Our Practices

Creating and Strengthening Connections:

The TLC Project been successful in establishing and strengthening connections among refugee advocates, service providers, resettled refugees, government officials, and other stakeholders who have an interest in maintaining a strong resettlement program and promoting welcoming communities. This has had the effect of prompting hundreds of engaged, interested, and newly connected people to strategize and join forces to spread the word in their communities about the humanitarian, cultural, and economic benefits of refugees. For example, The TLC Project funded the Immigrant and Refugee Welcome and Support Committee of the City of Toledo, Ohio to hold a series of roundtables on local refugee resettlement. The TLC Project also provided funding to Project 658 in Charlotte, North Carolina, to hold monthly networking workshops for refugees with the community at large.

Training, Networking, and Planning:

The TLC Project hosted meetings in Ohio, Pennsylvania, Texas, and North Carolina that allowed stakeholders to receive training on a variety of topics, engage with one another, build relationships, and develop ideas. The statewide meetings provided participants with time to develop plans to promote resettlement and focus on critical issues beyond their daily responsibilities, and enabled them to connect with other stakeholders who support this agenda.

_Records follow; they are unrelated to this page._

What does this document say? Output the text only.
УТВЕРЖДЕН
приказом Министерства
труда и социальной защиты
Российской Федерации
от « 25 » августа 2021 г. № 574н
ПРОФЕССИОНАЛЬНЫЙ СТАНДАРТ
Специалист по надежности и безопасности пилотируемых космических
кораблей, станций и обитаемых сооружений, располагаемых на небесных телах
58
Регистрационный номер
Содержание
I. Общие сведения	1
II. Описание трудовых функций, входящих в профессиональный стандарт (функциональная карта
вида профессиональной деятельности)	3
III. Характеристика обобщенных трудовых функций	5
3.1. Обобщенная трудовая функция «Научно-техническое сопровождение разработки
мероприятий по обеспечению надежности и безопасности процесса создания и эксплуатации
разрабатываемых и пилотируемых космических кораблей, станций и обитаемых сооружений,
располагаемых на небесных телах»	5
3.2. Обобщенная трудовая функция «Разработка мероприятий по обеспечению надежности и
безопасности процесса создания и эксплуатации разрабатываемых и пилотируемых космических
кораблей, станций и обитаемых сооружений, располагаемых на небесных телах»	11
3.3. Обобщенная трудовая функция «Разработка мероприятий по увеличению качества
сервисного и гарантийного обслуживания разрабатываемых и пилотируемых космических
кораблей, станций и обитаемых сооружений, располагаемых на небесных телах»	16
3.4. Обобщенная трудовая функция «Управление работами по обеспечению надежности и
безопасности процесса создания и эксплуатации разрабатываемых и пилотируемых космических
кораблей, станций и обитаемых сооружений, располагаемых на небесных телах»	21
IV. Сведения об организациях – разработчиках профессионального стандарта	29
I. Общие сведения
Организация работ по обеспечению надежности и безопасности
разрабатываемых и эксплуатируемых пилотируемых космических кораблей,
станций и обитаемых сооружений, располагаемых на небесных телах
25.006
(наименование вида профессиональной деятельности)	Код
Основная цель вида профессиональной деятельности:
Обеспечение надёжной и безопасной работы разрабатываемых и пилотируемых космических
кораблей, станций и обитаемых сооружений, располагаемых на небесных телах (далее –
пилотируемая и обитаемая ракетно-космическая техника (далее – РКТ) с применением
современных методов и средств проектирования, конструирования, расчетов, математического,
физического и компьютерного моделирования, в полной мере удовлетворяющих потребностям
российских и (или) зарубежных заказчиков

Raising Awareness in Communities:

Educating the public and dispelling common myths about refugees is key to generating support for resettlement. TLC-funded projects helped refugees to expand their networks and get to know other community members, who in turn learned about the importance and benefits of refugee resettlement. The TLC Project funded the International Institute of Akron, Ohio to hold a series of community events to bring refugees and their more established neighbors together to get to know one another. In Erie, Pennsylvania, a collaboration of organizations created the Thank You Erie Project, which connected refugees to the larger community by setting up volunteer opportunities throughout local neighborhoods. TLC Project funding enabled the International Rescue Committee to proactively reach out to the community of Midland, Texas in an effort to break down barriers between native residents and the refugee population.

Educating Policymakers:

Educating policymakers is key to building local and state support for refugee resettlement. Policymakers not only have the potential to create and support pro-refugee policies and legislation, but their views also influence their constituencies. The Pennsylvania Immigration and Citizenship Coalition (PICC) brought together community leaders, legislators, and refugees to delve into education, leadership, and organizing skills, and sponsored and coordinated an advocacy day to share common concerns.

Creating Resources for Media:

Media is a valuable outlet through which refugees can share their stories, educate the public, and dispel myths. In Eastern Pennsylvania, Catholic Charities Immigration and Refugee Services worked in collaboration with other organizations to produce videos highlighting the successes and contributions of refugees. These videos were shared on various websites and shown at events to amplify these stories to the broader community. The project caught the attention of a local news channel, which invited refugees to tell their stories live on air. The Forced Migration Innovation Project in Texas is working with partner organizations to create a series of short video interviews with refugees that focus on livelihoods, family, civic engagement, neighborliness, and the values of diversity, sacrifice, and giving back. The interviews will become part of a larger story bank available via social media. Charlotte Awake, a program of Ministry Alliance in Charlotte, North Carolina developed narrative-driven infographics via social media, traditional media, and public display to tell the stories of refugee families and provide data-driven infographics to the public.

Lifting up Refugee Voices:

Refugees who can successfully and confidently tell their own stories can become the strongest advocates for resettlement. The Acculturation for Justice and Peace Outreach and Advance African Development, in Pittsburgh, Pennsylvania, provided leadership and communications training to ten local refugee women who were able to speak to groups about their experiences. The Art Therapy Institute of North Carolina worked through the public schools to help refugee adolescents to tell their stories of hope and resiliency through visual and written narratives. The refugees’ art was shared by social media and the art was exhibited at a public art show.

Providing Concrete Data about Benefits of Resettlement:

Economic data showing the benefits of resettlement is critical for refugee-receiving communities, particularly elected officials who want to support refugees. In Columbus, Ohio, Community Refugee & Immigration Services (CRIS) began work last year on a regional economic impact study to show the ways in which refugees add value to the Central Ohio area. The project has gained support from local politicians and other stakeholders. Two grant recipients worked on data-driven reports to illustrate the benefits of resettlement. Church World Service’s Greensboro, North Carolina Refugee Resettlement and Immigration Program will promote a Greensboro Annual Report on Refugee Communities to highlight the economic, social and cultural contributions of refugees, and Refugee Services of Texas’ Amarillo office will conduct an economic impact evaluation project to understand the varied benefits refugees offer the local economy and community.